The hospitals of the army are mostly buildings erected for other purposes, and not fitted for their present use; and the sudden influx of a large military population, with its usual amount of sickness, has often crowded these receptacles of the suffering soldiers. For want of experience on the part of the officers, surgeons, nurses, and men, in the management of such establishments, they are sometimes in very bad and unhealthy condition. In Cumberland, Maryland, fifteen buildings were occupied by about five hundred patients. These buildings had been warehouses, hotels, etc., with few or none of the conveniences for the sick. They were densely crowded; in some the men were "lying on the floor as thickly as they could be packed." One room with 960 feet of air contained four patients. Dr. Hammond's description of the eighty-three rooms and the condition of the patients in them seems to justify the terms he frequently uses. "Halls very dirty." "Rooms dismal and badly ventilated." "Utmost confusion appears to exist about each hospital; consequently, duties are neglected, and a state of the most disgusting want of cleanliness exists." 72 Happily, the wise and generous suggestions of the surgeon were carried out, and with the best results. This hospital was an exception; but it shows the need of intelligent watchfulness on the part of the Government.

51.Diseases of the Army, p. 50.
52.Despatches.
53.Boudin, Traité de Géographie et de Statistique Médicales, Tom. II. p. 289.
54.Report on the Sanitary Condition of the British Army, p. 178.

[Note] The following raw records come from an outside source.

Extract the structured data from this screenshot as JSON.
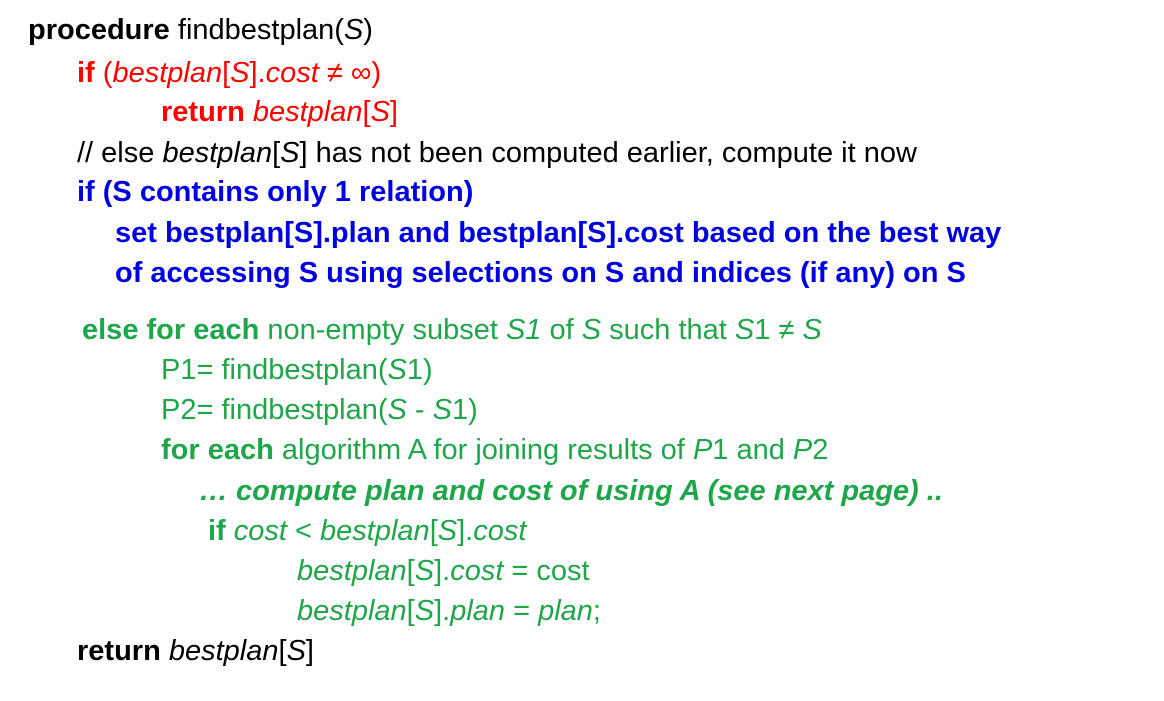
{
  "lines": [
    {
      "id": "line-procedure",
      "color": "#000000",
      "segments": [
        {
          "text": "procedure",
          "bold": true,
          "italic": false
        },
        {
          "text": " findbestplan(",
          "bold": false,
          "italic": false
        },
        {
          "text": "S",
          "bold": false,
          "italic": true
        },
        {
          "text": ")",
          "bold": false,
          "italic": false
        }
      ]
    },
    {
      "id": "line-if-cost",
      "color": "#ff0000",
      "segments": [
        {
          "text": "if",
          "bold": true,
          "italic": false
        },
        {
          "text": " (",
          "bold": false,
          "italic": false
        },
        {
          "text": "bestplan",
          "bold": false,
          "italic": true
        },
        {
          "text": "[",
          "bold": false,
          "italic": false
        },
        {
          "text": "S",
          "bold": false,
          "italic": true
        },
        {
          "text": "].",
          "bold": false,
          "italic": false
        },
        {
          "text": "cost",
          "bold": false,
          "italic": true
        },
        {
          "text": " ≠ ∞)",
          "bold": false,
          "italic": false
        }
      ]
    },
    {
      "id": "line-return-early",
      "color": "#ff0000",
      "segments": [
        {
          "text": "return",
          "bold": true,
          "italic": false
        },
        {
          "text": " ",
          "bold": false,
          "italic": false
        },
        {
          "text": "bestplan",
          "bold": false,
          "italic": true
        },
        {
          "text": "[",
          "bold": false,
          "italic": false
        },
        {
          "text": "S",
          "bold": false,
          "italic": true
        },
        {
          "text": "]",
          "bold": false,
          "italic": false
        }
      ]
    },
    {
      "id": "line-comment",
      "color": "#000000",
      "segments": [
        {
          "text": "// else ",
          "bold": false,
          "italic": false
        },
        {
          "text": "bestplan",
          "bold": false,
          "italic": true
        },
        {
          "text": "[",
          "bold": false,
          "italic": false
        },
        {
          "text": "S",
          "bold": false,
          "italic": true
        },
        {
          "text": "] has not been computed earlier, compute it now",
          "bold": false,
          "italic": false
        }
      ]
    },
    {
      "id": "line-if-single",
      "color": "#0000e0",
      "segments": [
        {
          "text": "if (S contains only 1 relation)",
          "bold": true,
          "italic": false
        }
      ]
    },
    {
      "id": "line-set-bestplan",
      "color": "#0000e0",
      "segments": [
        {
          "text": "set bestplan[S].plan and bestplan[S].cost based on the best way",
          "bold": true,
          "italic": false
        }
      ]
    },
    {
      "id": "line-accessing",
      "color": "#0000e0",
      "segments": [
        {
          "text": "of accessing S  using selections on S and indices (if any) on S",
          "bold": true,
          "italic": false
        }
      ]
    },
    {
      "id": "line-else-for",
      "color": "#1fa64a",
      "segments": [
        {
          "text": "else for each",
          "bold": true,
          "italic": false
        },
        {
          "text": " non-empty subset ",
          "bold": false,
          "italic": false
        },
        {
          "text": "S1",
          "bold": false,
          "italic": true
        },
        {
          "text": " of ",
          "bold": false,
          "italic": false
        },
        {
          "text": "S",
          "bold": false,
          "italic": true
        },
        {
          "text": " such that ",
          "bold": false,
          "italic": false
        },
        {
          "text": "S",
          "bold": false,
          "italic": true
        },
        {
          "text": "1 ≠ ",
          "bold": false,
          "italic": false
        },
        {
          "text": "S",
          "bold": false,
          "italic": true
        }
      ]
    },
    {
      "id": "line-p1",
      "color": "#1fa64a",
      "segments": [
        {
          "text": "P1= findbestplan(",
          "bold": false,
          "italic": false
        },
        {
          "text": "S",
          "bold": false,
          "italic": true
        },
        {
          "text": "1)",
          "bold": false,
          "italic": false
        }
      ]
    },
    {
      "id": "line-p2",
      "color": "#1fa64a",
      "segments": [
        {
          "text": "P2= findbestplan(",
          "bold": false,
          "italic": false
        },
        {
          "text": "S",
          "bold": false,
          "italic": true
        },
        {
          "text": " - ",
          "bold": false,
          "italic": false
        },
        {
          "text": "S",
          "bold": false,
          "italic": true
        },
        {
          "text": "1)",
          "bold": false,
          "italic": false
        }
      ]
    },
    {
      "id": "line-for-each-algorithm",
      "color": "#1fa64a",
      "segments": [
        {
          "text": "for each",
          "bold": true,
          "italic": false
        },
        {
          "text": " algorithm A for joining results of ",
          "bold": false,
          "italic": false
        },
        {
          "text": "P",
          "bold": false,
          "italic": true
        },
        {
          "text": "1 and ",
          "bold": false,
          "italic": false
        },
        {
          "text": "P",
          "bold": false,
          "italic": true
        },
        {
          "text": "2",
          "bold": false,
          "italic": false
        }
      ]
    },
    {
      "id": "line-compute-plan",
      "color": "#1fa64a",
      "segments": [
        {
          "text": "… compute plan and cost of using A (see next page) ..",
          "bold": true,
          "italic": true
        }
      ]
    },
    {
      "id": "line-if-cost-less",
      "color": "#1fa64a",
      "segments": [
        {
          "text": "if",
          "bold": true,
          "italic": false
        },
        {
          "text": " ",
          "bold": false,
          "italic": false
        },
        {
          "text": "cost",
          "bold": false,
          "italic": true
        },
        {
          "text": " < ",
          "bold": false,
          "italic": false
        },
        {
          "text": "bestplan",
          "bold": false,
          "italic": true
        },
        {
          "text": "[",
          "bold": false,
          "italic": false
        },
        {
          "text": "S",
          "bold": false,
          "italic": true
        },
        {
          "text": "].",
          "bold": false,
          "italic": false
        },
        {
          "text": "cost",
          "bold": false,
          "italic": true
        }
      ]
    },
    {
      "id": "line-assign-cost",
      "color": "#1fa64a",
      "segments": [
        {
          "text": "bestplan",
          "bold": false,
          "italic": true
        },
        {
          "text": "[",
          "bold": false,
          "italic": false
        },
        {
          "text": "S",
          "bold": false,
          "italic": true
        },
        {
          "text": "].",
          "bold": false,
          "italic": false
        },
        {
          "text": "cost",
          "bold": false,
          "italic": true
        },
        {
          "text": " = cost",
          "bold": false,
          "italic": false
        }
      ]
    },
    {
      "id": "line-assign-plan",
      "color": "#1fa64a",
      "segments": [
        {
          "text": "bestplan",
          "bold": false,
          "italic": true
        },
        {
          "text": "[",
          "bold": false,
          "italic": false
        },
        {
          "text": "S",
          "bold": false,
          "italic": true
        },
        {
          "text": "].",
          "bold": false,
          "italic": false
        },
        {
          "text": "plan",
          "bold": false,
          "italic": true
        },
        {
          "text": " = ",
          "bold": false,
          "italic": false
        },
        {
          "text": "plan",
          "bold": false,
          "italic": true
        },
        {
          "text": ";",
          "bold": false,
          "italic": false
        }
      ]
    },
    {
      "id": "line-return-final",
      "color": "#000000",
      "segments": [
        {
          "text": "return",
          "bold": true,
          "italic": false
        },
        {
          "text": " ",
          "bold": false,
          "italic": false
        },
        {
          "text": "bestplan",
          "bold": false,
          "italic": true
        },
        {
          "text": "[",
          "bold": false,
          "italic": false
        },
        {
          "text": "S",
          "bold": false,
          "italic": true
        },
        {
          "text": "]",
          "bold": false,
          "italic": false
        }
      ]
    }
  ]
}
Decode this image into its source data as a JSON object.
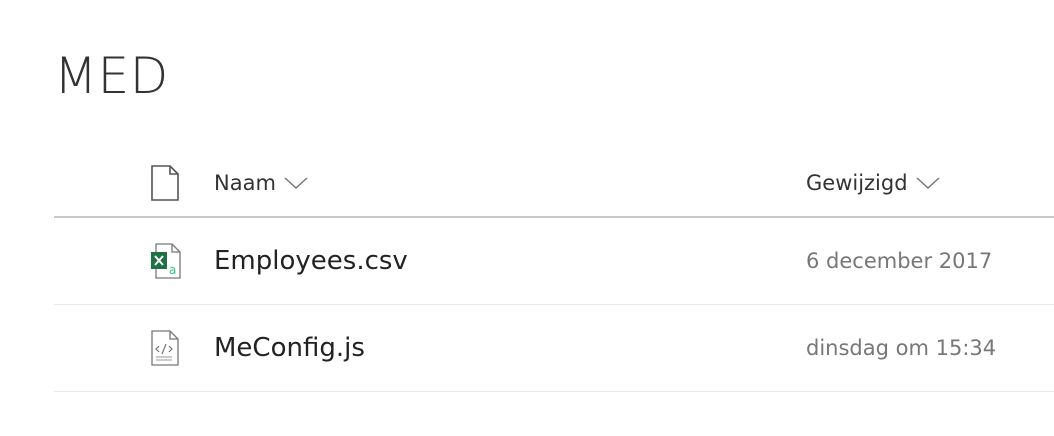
{
  "folder": {
    "title": "MED"
  },
  "columns": {
    "type_icon": "document-icon",
    "name_label": "Naam",
    "modified_label": "Gewijzigd"
  },
  "files": [
    {
      "name": "Employees.csv",
      "modified": "6 december 2017",
      "icon": "excel-csv-icon"
    },
    {
      "name": "MeConfig.js",
      "modified": "dinsdag om 15:34",
      "icon": "code-file-icon"
    }
  ],
  "colors": {
    "excel_green": "#1e7145",
    "excel_light_green": "#33c481"
  }
}
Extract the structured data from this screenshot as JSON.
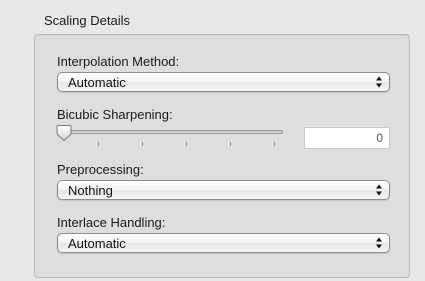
{
  "panel": {
    "title": "Scaling Details"
  },
  "interpolation": {
    "label": "Interpolation Method:",
    "value": "Automatic"
  },
  "sharpening": {
    "label": "Bicubic Sharpening:",
    "value": "0",
    "slider_level": 0
  },
  "preprocessing": {
    "label": "Preprocessing:",
    "value": "Nothing"
  },
  "interlace": {
    "label": "Interlace Handling:",
    "value": "Automatic"
  },
  "icons": {
    "popup_arrows": "up-down-arrows-icon",
    "slider_knob": "slider-knob-icon"
  }
}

55.Report of the Sanitary Commission.—Report on the Sanitary Condition of the British Army, p. 335.
56.Report of the Sanitary Condition of the British Army, p 97.
57.Ib., p. 334.
58.Ib., p. 365.
59.Ib., p. 524.
60.Dr. Mann, Medical Sketches, p. 64.
61.Dr. Lovell, quoted by Mann, Medical Sketches, p. 119.
62.Mann, Medical Sketches, pp. 120, 121.
63.Ib., p. 78.
64.Ib., p. 92.
65.Ib., p. 124.
66.Ib., p. 204.
67.Executive Documents, U.S., 1848, Vol. VII. p. 1224.
68.Mann, Medical Sketches, p. 66.
69.Ib., p. 39.
70.p. 23.
71.Report of the Sanitary Commission, No. 41.
72.Report of the Sanitary Commission, No. 41.